The protein deacetylase SIRT1 is an important mediator of the beneficial effects of calorie restriction on lifespan, glucose homeostasis and insulin sensitivity. As these beneficial effects can be mimicked by resveratrol, a constituent of red wine that activates SIRT1, there has been much interest in developing more drug-like modulators of SIRT1. Reporting in Nature, Westphal and colleagues have now identified a series of small-molecule SIRT1 activators — structurally unrelated to resveratrol — that show promising beneficial effects in animal models of type 2 diabetes.

The authors first developed a high-throughput in vitro fluorescence polarization assay to screen a large library of compounds for their ability to activate SIRT1. Subsequent optimization of hits from this screen using a mass-spectrometry-based assay identified multiple selective SIRT1 activators with potencies 1,000-times greater than resveratrol.

Calorimetric titrations suggested that these compounds bind to the SIRT1–substrate complex at an allosteric site, which becomes exposed upon substrate binding, and induces a conformational change that favours enzyme activity. This site appears to be unique, as the effects of these SIRT1 activators and resveratrol were additive, and comprises a stretch of amino acids (188–225) that is situated amino-terminally to the core catalytic domain of SIRT1.

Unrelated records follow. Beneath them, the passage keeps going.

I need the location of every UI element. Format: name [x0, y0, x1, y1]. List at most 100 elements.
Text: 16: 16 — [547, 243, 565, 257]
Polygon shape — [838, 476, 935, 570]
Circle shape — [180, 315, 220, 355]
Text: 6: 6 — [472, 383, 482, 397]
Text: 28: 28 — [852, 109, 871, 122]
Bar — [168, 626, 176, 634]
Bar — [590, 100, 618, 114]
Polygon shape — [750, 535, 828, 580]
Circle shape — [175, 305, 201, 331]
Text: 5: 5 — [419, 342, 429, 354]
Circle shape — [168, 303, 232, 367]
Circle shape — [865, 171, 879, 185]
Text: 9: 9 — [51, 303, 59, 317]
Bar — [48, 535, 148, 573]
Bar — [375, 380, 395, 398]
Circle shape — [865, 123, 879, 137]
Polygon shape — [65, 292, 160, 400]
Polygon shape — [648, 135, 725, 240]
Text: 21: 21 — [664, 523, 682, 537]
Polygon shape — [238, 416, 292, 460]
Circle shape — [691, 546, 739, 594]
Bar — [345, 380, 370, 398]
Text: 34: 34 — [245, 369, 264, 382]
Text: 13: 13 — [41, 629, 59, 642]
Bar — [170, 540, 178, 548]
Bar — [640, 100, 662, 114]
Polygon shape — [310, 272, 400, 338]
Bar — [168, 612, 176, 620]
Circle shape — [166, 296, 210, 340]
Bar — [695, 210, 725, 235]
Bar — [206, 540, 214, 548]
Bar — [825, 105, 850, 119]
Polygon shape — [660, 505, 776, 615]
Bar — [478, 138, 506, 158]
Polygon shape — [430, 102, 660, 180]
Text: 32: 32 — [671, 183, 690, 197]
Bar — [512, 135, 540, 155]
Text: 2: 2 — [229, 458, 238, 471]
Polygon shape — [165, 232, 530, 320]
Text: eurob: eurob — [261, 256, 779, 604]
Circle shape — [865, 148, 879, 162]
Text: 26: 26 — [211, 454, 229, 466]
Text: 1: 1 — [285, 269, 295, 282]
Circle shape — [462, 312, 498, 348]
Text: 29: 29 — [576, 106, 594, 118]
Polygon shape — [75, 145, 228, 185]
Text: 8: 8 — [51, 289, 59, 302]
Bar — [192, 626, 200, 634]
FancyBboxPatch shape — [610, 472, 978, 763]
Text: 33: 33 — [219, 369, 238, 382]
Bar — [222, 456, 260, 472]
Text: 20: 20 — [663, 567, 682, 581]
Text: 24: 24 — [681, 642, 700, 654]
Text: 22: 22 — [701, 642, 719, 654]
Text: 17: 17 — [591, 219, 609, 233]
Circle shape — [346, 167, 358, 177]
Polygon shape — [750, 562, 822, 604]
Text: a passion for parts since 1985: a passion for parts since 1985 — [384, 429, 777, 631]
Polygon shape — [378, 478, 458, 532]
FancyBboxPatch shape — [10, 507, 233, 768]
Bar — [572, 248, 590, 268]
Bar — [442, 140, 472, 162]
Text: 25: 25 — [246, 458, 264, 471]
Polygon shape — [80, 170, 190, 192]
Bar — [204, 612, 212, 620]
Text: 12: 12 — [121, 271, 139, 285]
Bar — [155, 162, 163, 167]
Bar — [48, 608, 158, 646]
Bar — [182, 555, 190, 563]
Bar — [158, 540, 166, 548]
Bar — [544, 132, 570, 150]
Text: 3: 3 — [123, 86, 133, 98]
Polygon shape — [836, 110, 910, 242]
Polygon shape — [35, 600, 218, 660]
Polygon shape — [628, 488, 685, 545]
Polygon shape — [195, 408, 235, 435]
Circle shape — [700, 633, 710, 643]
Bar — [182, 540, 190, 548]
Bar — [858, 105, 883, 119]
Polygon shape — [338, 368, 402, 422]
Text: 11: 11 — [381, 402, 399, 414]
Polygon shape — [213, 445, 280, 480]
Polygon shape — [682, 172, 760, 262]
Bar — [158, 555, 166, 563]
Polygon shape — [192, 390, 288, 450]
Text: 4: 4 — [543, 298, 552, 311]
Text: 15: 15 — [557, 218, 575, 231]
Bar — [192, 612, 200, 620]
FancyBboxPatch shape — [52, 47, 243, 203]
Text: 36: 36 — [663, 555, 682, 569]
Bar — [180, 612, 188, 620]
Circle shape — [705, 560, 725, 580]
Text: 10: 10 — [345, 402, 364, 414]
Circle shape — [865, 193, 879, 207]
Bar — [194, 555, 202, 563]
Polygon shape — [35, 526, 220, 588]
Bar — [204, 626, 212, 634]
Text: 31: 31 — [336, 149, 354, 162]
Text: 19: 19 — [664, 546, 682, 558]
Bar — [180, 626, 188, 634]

Type 2 diabetes, characterized by insulin resistance, often arises as a result of excess body mass and physical inactivity, and is one of the most common chronic diseases of ageing. To determine whether the newly identified SIRT1 activators could be used for the treatment of type 2 diabetes, the authors administered one of them, SRT1720, to genetically obese and diet-induced obese mice. In both cases, SRT1720 lowered blood glucose levels and reduced hyperinsulinaemia, without affecting glucose or insulin levels in wild-type or chow-fed controls. Furthermore, SRT1720 improved glucose homeostasis and insulin sensitivity in adipose tissue, skeletal muscle and liver in Zucker fa/fa rats, a well-established model of type 2 diabetes and insulin resistance. On the basis of these promising findings and others supporting the potential of this novel strategy, clinical trials of SIRT1 activators are anticipated to start in the first half of 2008.